Simon Rich published his first short story collection three years ago. Now, aged just 26, his first novel has won critical acclaim. He talks to Stephen Jewell.
From Sherlock Holmes and Doctor Watson to Batman and Robin, popular culture has boasted many classic double acts. Now Elliot Allagash and Seymour Herson, the main protagonists of Simon Rich's debut novel, can be added to that celebrated list.
The story of the titular billionaire socialite who remarkably transforms a nebbish misfit into a Manhattan private school's most popular pupil, Elliot Allagash is a brilliant, hilarious read that has led to the fresh-faced 26-year-old author being hailed as one of the year's most outstanding new literary sensations.
"The villain has always been more interesting to me than the hero," says Rich. "The idea first came to me when I was in college and I read a book about Ivan the Terrible. I was shocked by how young he was when he committed all those brutal murders. I wanted to write a novel about him but I didn't want to do any historical research. So I thought what about having a character who is completely monarchical, scheming and wicked who lives in present-day New York, which meant that I didn't have to do any research because I already knew all about that."
The son of New York Times theatre critic Frank Rich, writing is evidently in the Brooklyn resident's blood. He has previously published two short story collections, 2007's Ant Farm: And Other Desperate Situations and Free Range Chickens, published last year. Since 2007 he has worked as a scriptwriter on popular comedy sketch show Saturday Night Live, based at NBC's Rockefeller Centre headquarters a few blocks from the Midtown bar in which we meet.
"I'd written several novels before this but they were all so horrible that I never showed them to anyone," he admits. "It's taken me a while to figure out how to do it because I kept painting myself into corners. I would come up with some fun premise but when I got 100-150 pages in, I'd discover that I'd outstayed my welcome. I ended up re-reading all my favourite comic novelists like Roald Dahl and Joseph Heller, who I realised were all very digressive writers.
"They would constantly break away from the main narrative to tell various anecdotes so I decided I would come up with an idea that was simple enough that it would allow me to go off on as many tangents as possible. That finally allowed me to write what I wanted."
Elliott Allagash is inspired by F. Scott Fitzgerald's novella The Diamond As Big As The Ritz, which first appeared in his 1922 collection Tales of the Jazz Age.
"That story has influenced a lot of people," says Rich, who describes his novel as "a rip-off of all my favourite British authors like P.G Wodehouse and Douglas Adams".
Although he gives his name to the book, Elliot is very much an enigmatic presence, whom the reader never really gets to know.
"He lives his life vicariously," says Rich. "There's a scene early on where he ranks all of his fellow students in order of popularity but he doesn't put himself anywhere on the list. He's emotionally repressed in a number of ways. He doesn't eat food and is disgusted by matters of sexuality. He's asexual and asocial. He sees any human urges as a pathetic weakness and refuses to acknowledge that he has any kind of human vulnerabilities."

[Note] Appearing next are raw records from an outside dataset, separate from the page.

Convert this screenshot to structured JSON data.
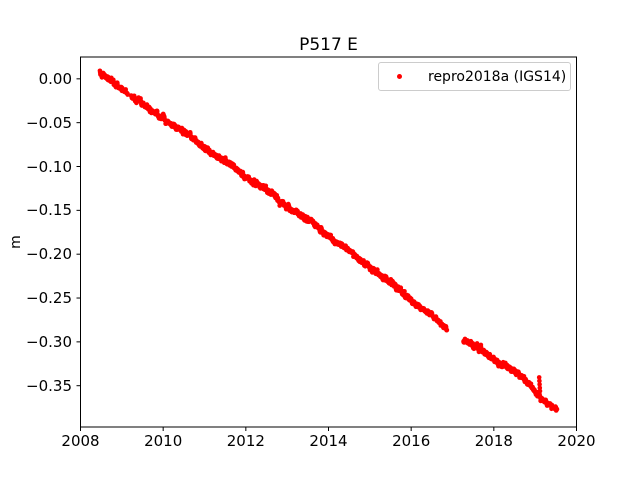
{
  "chart_data": {
    "type": "scatter",
    "title": "P517 E",
    "xlabel": "",
    "ylabel": "m",
    "xlim": [
      2008,
      2020
    ],
    "ylim": [
      -0.3971,
      0.0249
    ],
    "grid": false,
    "xticks": [
      2008,
      2010,
      2012,
      2014,
      2016,
      2018,
      2020
    ],
    "xtick_labels": [
      "2008",
      "2010",
      "2012",
      "2014",
      "2016",
      "2018",
      "2020"
    ],
    "yticks": [
      0.0,
      -0.05,
      -0.1,
      -0.15,
      -0.2,
      -0.25,
      -0.3,
      -0.35
    ],
    "ytick_labels": [
      "0.00",
      "−0.05",
      "−0.10",
      "−0.15",
      "−0.20",
      "−0.25",
      "−0.30",
      "−0.35"
    ],
    "legend": {
      "position": "upper right",
      "entries": [
        {
          "label": "repro2018a (IGS14)",
          "color": "#ff0000",
          "marker": "dot"
        }
      ]
    },
    "series": [
      {
        "name": "repro2018a (IGS14)",
        "color": "#ff0000",
        "marker": ".",
        "marker_radius_px": 2.3,
        "sample_step_years": 0.006,
        "noise_std_m": 0.0013,
        "noise_ar": 0.5,
        "seasonal_amp_m": 0.0012,
        "seasonal_phase_year": 2008.3,
        "bump": {
          "center": 2010.0,
          "amplitude_m": 0.005,
          "width_years": 0.045
        },
        "trend_points": [
          [
            2008.47,
            0.0045
          ],
          [
            2008.6,
            0.0015
          ],
          [
            2008.78,
            -0.004
          ],
          [
            2009.0,
            -0.0105
          ],
          [
            2009.145,
            -0.015
          ],
          [
            2009.225,
            -0.0195
          ],
          [
            2010.0,
            -0.045
          ],
          [
            2011.0,
            -0.078
          ],
          [
            2012.0,
            -0.111
          ],
          [
            2013.0,
            -0.1445
          ],
          [
            2014.0,
            -0.179
          ],
          [
            2015.0,
            -0.2145
          ],
          [
            2016.0,
            -0.2515
          ],
          [
            2016.865,
            -0.285
          ],
          [
            2017.265,
            -0.2975
          ],
          [
            2018.0,
            -0.3195
          ],
          [
            2018.72,
            -0.341
          ],
          [
            2019.0,
            -0.3555
          ],
          [
            2019.2,
            -0.366
          ],
          [
            2019.38,
            -0.373
          ],
          [
            2019.53,
            -0.377
          ]
        ],
        "data_gaps": [
          [
            2009.145,
            2009.225
          ],
          [
            2016.865,
            2017.265
          ]
        ],
        "outliers": [
          [
            2019.098,
            -0.3405
          ],
          [
            2019.103,
            -0.3445
          ],
          [
            2019.108,
            -0.3485
          ],
          [
            2019.113,
            -0.3525
          ],
          [
            2019.118,
            -0.356
          ]
        ],
        "x_start": 2008.47,
        "x_end": 2019.53
      }
    ]
  }
}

The novel is instead told from the hapless Seymour's perspective. "Sherlock Holmes was another big model in that it was always Watson's story," says Rich. "But it wasn't called Watson, it's called Sherlock Holmes."

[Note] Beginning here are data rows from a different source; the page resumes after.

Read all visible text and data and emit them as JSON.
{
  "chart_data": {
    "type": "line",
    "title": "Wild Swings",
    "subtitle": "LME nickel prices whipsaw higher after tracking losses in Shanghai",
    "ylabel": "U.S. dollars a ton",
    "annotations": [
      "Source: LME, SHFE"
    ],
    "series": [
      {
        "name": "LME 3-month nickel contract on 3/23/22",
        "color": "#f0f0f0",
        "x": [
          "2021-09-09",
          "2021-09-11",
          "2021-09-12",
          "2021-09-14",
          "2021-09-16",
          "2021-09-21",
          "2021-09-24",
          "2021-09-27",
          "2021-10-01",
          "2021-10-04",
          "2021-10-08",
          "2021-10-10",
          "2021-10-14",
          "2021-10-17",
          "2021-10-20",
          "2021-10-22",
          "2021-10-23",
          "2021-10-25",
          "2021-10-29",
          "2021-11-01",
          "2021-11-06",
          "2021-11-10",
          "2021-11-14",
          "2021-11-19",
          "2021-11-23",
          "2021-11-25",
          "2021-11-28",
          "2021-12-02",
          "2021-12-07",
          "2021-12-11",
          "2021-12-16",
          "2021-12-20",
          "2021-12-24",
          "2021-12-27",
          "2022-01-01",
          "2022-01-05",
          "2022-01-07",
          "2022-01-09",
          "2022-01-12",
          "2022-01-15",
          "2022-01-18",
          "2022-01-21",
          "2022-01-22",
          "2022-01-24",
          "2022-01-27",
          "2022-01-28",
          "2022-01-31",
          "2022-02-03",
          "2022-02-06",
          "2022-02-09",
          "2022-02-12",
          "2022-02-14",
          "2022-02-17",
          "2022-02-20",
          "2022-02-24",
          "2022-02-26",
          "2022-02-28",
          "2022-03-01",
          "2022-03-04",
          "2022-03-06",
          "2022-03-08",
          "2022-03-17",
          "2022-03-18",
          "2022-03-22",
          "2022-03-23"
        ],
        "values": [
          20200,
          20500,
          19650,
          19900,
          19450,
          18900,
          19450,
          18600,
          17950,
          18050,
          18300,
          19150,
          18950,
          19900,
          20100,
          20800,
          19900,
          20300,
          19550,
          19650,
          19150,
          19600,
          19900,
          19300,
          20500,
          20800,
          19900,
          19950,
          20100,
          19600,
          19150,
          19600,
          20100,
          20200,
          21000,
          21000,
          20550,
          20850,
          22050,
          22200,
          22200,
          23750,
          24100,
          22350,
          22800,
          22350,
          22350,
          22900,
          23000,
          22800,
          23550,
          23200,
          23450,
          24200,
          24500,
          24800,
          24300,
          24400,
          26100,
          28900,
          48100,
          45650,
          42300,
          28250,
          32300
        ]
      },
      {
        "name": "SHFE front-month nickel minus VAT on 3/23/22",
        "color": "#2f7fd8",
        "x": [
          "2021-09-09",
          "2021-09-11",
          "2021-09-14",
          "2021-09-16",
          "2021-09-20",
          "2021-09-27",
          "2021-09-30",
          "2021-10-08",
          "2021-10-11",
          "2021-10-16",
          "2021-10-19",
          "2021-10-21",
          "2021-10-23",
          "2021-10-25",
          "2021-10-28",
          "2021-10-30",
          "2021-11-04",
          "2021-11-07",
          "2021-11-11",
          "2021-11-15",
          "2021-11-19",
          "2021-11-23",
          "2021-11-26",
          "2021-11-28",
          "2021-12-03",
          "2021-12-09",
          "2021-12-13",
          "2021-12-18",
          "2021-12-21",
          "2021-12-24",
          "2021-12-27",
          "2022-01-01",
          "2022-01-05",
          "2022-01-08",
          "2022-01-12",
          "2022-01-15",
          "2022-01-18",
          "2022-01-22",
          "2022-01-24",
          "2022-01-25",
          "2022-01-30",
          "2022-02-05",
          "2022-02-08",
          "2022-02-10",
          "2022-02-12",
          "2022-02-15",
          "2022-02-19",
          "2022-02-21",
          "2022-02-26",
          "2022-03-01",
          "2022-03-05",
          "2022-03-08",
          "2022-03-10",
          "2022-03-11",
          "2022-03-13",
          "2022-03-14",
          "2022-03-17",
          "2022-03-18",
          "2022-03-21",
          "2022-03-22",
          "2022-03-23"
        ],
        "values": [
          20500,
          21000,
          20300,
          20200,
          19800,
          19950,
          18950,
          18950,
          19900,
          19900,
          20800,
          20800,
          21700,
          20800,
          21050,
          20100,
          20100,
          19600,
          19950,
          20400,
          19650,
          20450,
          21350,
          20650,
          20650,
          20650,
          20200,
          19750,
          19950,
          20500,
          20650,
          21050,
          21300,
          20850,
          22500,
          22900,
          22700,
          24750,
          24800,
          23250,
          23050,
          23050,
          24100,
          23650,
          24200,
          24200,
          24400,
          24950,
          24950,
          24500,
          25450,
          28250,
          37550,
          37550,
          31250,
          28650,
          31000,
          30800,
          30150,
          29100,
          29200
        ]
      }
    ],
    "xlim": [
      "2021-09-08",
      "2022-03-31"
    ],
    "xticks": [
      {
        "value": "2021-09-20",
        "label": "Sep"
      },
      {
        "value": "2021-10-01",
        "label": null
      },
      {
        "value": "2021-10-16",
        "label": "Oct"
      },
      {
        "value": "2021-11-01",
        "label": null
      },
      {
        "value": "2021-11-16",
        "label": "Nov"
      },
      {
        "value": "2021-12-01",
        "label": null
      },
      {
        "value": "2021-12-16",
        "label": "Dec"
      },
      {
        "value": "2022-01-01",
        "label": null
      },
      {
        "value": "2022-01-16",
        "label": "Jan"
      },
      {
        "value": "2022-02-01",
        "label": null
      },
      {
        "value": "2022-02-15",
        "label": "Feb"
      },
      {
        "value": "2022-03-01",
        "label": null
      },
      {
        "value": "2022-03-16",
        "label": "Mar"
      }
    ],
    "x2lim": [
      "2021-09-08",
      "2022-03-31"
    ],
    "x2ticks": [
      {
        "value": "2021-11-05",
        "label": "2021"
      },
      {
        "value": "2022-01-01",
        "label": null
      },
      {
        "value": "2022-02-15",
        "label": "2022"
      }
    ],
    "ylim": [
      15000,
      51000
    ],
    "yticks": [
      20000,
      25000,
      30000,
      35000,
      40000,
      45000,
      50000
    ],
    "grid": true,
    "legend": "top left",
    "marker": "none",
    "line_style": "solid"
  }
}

The New York City that Rich depicts is also very different to the real place. "It's obviously not the New York of Bright Lights, Big City," he says, referring to Jay McInerney's novel. "It's about New York in the same way that Sherlock Holmes is about London; it's more about the idea of New York."
Elliot Allagash explores the arrogance, power and money that exists at the heart of New York, says Rich.
"No matter what your upbringing is, everyone is really aspirational in this city," he says. "In the novel, there's a rich kid called Lance, whose father is a millionaire so he has the nicest clothes and goes to a fancy school. Yet his wealth is dwarfed by Elliot's wealth. I wanted to write a character who was off the grid, who was so wealthy that he puts everybody else in their place."
Rich is preparing his second novel, which centres around a band of angels working in heaven's miracle department, who set out to run Earth. But first he will finish the screenplay of a movie of Elliot Allagash for Juno and Up in the Air director Jason Reitman.
"When I was writing the novel, there were scenes that I thought would work better on screen and then I thought maybe I should do them differently in a way that uses text. That's why there are so many parodies in the novel such as fake essays, exams and newspaper articles, which is me trying to use the particular medium as best I can. None of that will be in the movie, which has to be visual and fast. When I have an idea, I think about where it belongs."